YHOOSIGNAGEYahoo’s search share increased to 18.3 percent in May, up from 17.7 percent the month before.

Microsoft, which has been steadily gaining share since it introduced its new Bing search engine last year, upped its share to 12.1 percent in May, from 11.8 percent in April.

Meanwhile, top-dog Google, saw a slight decline in May, with search share of 63.7 percent, compared to 64.4 percent in April.

But the latest ComScore data is based on clever techniques that some of the search sites have started using to boost their numbers.

UBS analyst Brian Pitz notes that Yahoo’s share improvement in May comes from counting an additional 284 million search queries of so-called “contextual searches,” which is a fancy term for features like photo slideshows in Yahoo News in which every click to a new slide counts as an additional search query.

That’s because at the bottom of each photo are search results from an automatically-generated “related search” query – Click on a new photo and you’re conducting a new search, whether you knew it or not.

While Yahoo’s share numbers are now more consistent with Microsoft, which already made use of these kinds of techniques, Pitz points out that it doesn’t necessarily indicate a revival of Yahoo’s search business.

“We do not expect these changes to have a material economic impact, as the user intent is likely to view multiple photos in the slideshow, rather than perform multiple searches,” he writes in a note to investors.

Broadpoint Amtech’s Ben Schachter is even more blunt, noting that Yahoo’s search share actually declined to 16.6 percent in May, while Microsoft’s was flat, if you exclude tricks like contextual shortcuts and image slide-shows from both April and May data.

Of course, Yahoo’s slide-show search techniques are but one aspect of the company’s broader strategy to revive its search business, Schachter said, pointing to more traditional efforts such as improving the user experience and increased distribution and marketing.

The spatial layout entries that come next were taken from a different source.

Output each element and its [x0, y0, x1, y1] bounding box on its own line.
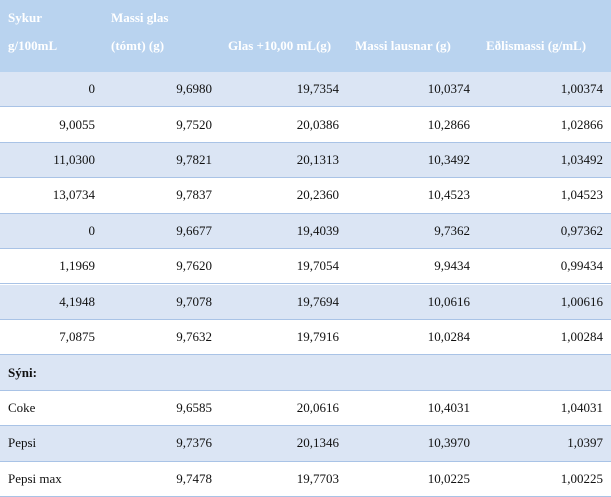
table-cell: 9,7362 [434, 222, 470, 238]
table-cell: 10,2866 [427, 116, 470, 132]
table-cell: 0,99434 [560, 258, 603, 274]
table-cell: 11,0300 [53, 152, 95, 168]
table-row: 7,0875 9,7632 19,7916 10,0284 1,00284 [0, 320, 611, 356]
header-text: g/100mL [8, 38, 58, 53]
table-row: 0 9,6677 19,4039 9,7362 0,97362 [0, 213, 611, 250]
table-cell: 1,04031 [560, 399, 603, 415]
table-cell: 19,7694 [296, 293, 339, 309]
table-cell: 9,6677 [176, 222, 212, 238]
header-cell: Eðlismassi (g/mL) [478, 0, 611, 72]
header-cell: Glas +10,00 mL(g) [220, 0, 347, 72]
table-cell: 1,00225 [560, 470, 603, 486]
header-cell: Massi glas (tómt) (g) [103, 0, 220, 72]
table-cell: 9,7620 [176, 258, 212, 274]
table-cell: 10,3970 [427, 435, 470, 451]
table-cell: 10,0616 [427, 293, 470, 309]
table-cell: 9,7078 [176, 293, 212, 309]
table-cell: 13,0734 [52, 187, 95, 203]
table-cell: 19,4039 [296, 222, 339, 238]
header-text: Eðlismassi (g/mL) [486, 38, 587, 53]
header-text: Massi glas [111, 10, 169, 25]
header-cell: Sykur g/100mL [0, 0, 103, 72]
table-cell: 20,0386 [296, 116, 339, 132]
table-cell: 10,0284 [427, 329, 470, 345]
table-cell: 9,7837 [176, 187, 212, 203]
table-cell: 0 [88, 81, 96, 97]
header-row: Sykur g/100mL Massi glas (tómt) (g) Glas +10… [0, 0, 611, 72]
table-cell: 9,7821 [176, 152, 212, 168]
table-cell: 10,3492 [427, 152, 470, 168]
table-row: 11,0300 9,7821 20,1313 10,3492 1,03492 [0, 142, 611, 179]
table-cell: 1,02866 [560, 116, 603, 132]
header-cell: Massi lausnar (g) [347, 0, 478, 72]
table-row: 0 9,6980 19,7354 10,0374 1,00374 [0, 72, 611, 108]
table-cell: Coke [8, 399, 36, 415]
table-cell: Pepsi max [8, 470, 62, 486]
table-cell: 1,00374 [560, 81, 603, 97]
table-row: Pepsi 9,7376 20,1346 10,3970 1,0397 [0, 426, 611, 462]
table-cell: 1,00284 [560, 329, 603, 345]
table-row: 13,0734 9,7837 20,2360 10,4523 1,04523 [0, 178, 611, 214]
table-cell: 20,2360 [296, 187, 339, 203]
header-text: Massi lausnar (g) [355, 38, 451, 53]
table-cell: 1,04523 [560, 187, 603, 203]
table-cell: 10,4031 [427, 399, 470, 415]
table-cell: 9,9434 [434, 258, 470, 274]
table-cell: 20,1346 [296, 435, 339, 451]
table-cell: 19,7916 [296, 329, 339, 345]
table-cell: 10,4523 [427, 187, 470, 203]
section-row: Sýni: [0, 355, 611, 391]
table-cell: 9,7632 [176, 329, 212, 345]
table-cell: 10,0374 [427, 81, 470, 97]
table-row: Pepsi max 9,7478 19,7703 10,0225 1,00225 [0, 462, 611, 497]
table-cell: 1,1969 [59, 258, 95, 274]
table-cell: 9,0055 [59, 116, 95, 132]
table-cell: 4,1948 [59, 293, 95, 309]
header-text: Glas +10,00 mL(g) [228, 38, 332, 53]
table-cell: 19,7703 [296, 470, 339, 486]
table-cell: 7,0875 [59, 329, 95, 345]
table-cell: 0 [88, 222, 96, 238]
table-cell: 9,6980 [176, 81, 212, 97]
table-cell: 19,7054 [296, 258, 339, 274]
table-cell: 9,7520 [176, 116, 212, 132]
table-cell: 20,0616 [296, 399, 339, 415]
table-cell: 9,7478 [176, 470, 212, 486]
table-cell: 0,97362 [560, 222, 603, 238]
table-cell: 9,6585 [176, 399, 212, 415]
header-text: Sykur [8, 10, 42, 25]
table-row: 1,1969 9,7620 19,7054 9,9434 0,99434 [0, 249, 611, 285]
header-text: (tómt) (g) [111, 38, 165, 53]
table-cell: 1,03492 [560, 152, 603, 168]
table-row: 9,0055 9,7520 20,0386 10,2866 1,02866 [0, 107, 611, 143]
table-row: 4,1948 9,7078 19,7694 10,0616 1,00616 [0, 284, 611, 320]
table-cell: Pepsi [8, 435, 37, 451]
table-cell: 20,1313 [296, 152, 339, 168]
table-cell: 19,7354 [296, 81, 339, 97]
table-cell: 9,7376 [176, 435, 212, 451]
table-row: Coke 9,6585 20,0616 10,4031 1,04031 [0, 391, 611, 427]
table-cell: 1,00616 [560, 293, 603, 309]
section-label: Sýni: [8, 364, 37, 380]
table-cell: 1,0397 [567, 435, 603, 451]
table-cell: 10,0225 [427, 470, 470, 486]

But, he noted, “we do not believe this data will cause many to think that Yahoo’s search share problems are now solved.”

Yahoo Senior VP of Search Products Shashi Seth defended the validity contextual search features in a blog post on Thursday, noting that “Today, tons of searches can actually be done without ever hitting return on a search box.”

“People no longer search to find a list of of blue links; they search to find answers in the shortest amount of time possible,” he said, noting that Yahoo is eager to talk to firms like comScore about how best to measure the new “paradigm” of search.

Meanwhile, comScore said it is re-evaluating its methodology for determining search share in light of the recent changes by some of the portals. The firm said in a blog post that it could introduce a new basis quantifying search share for the July data.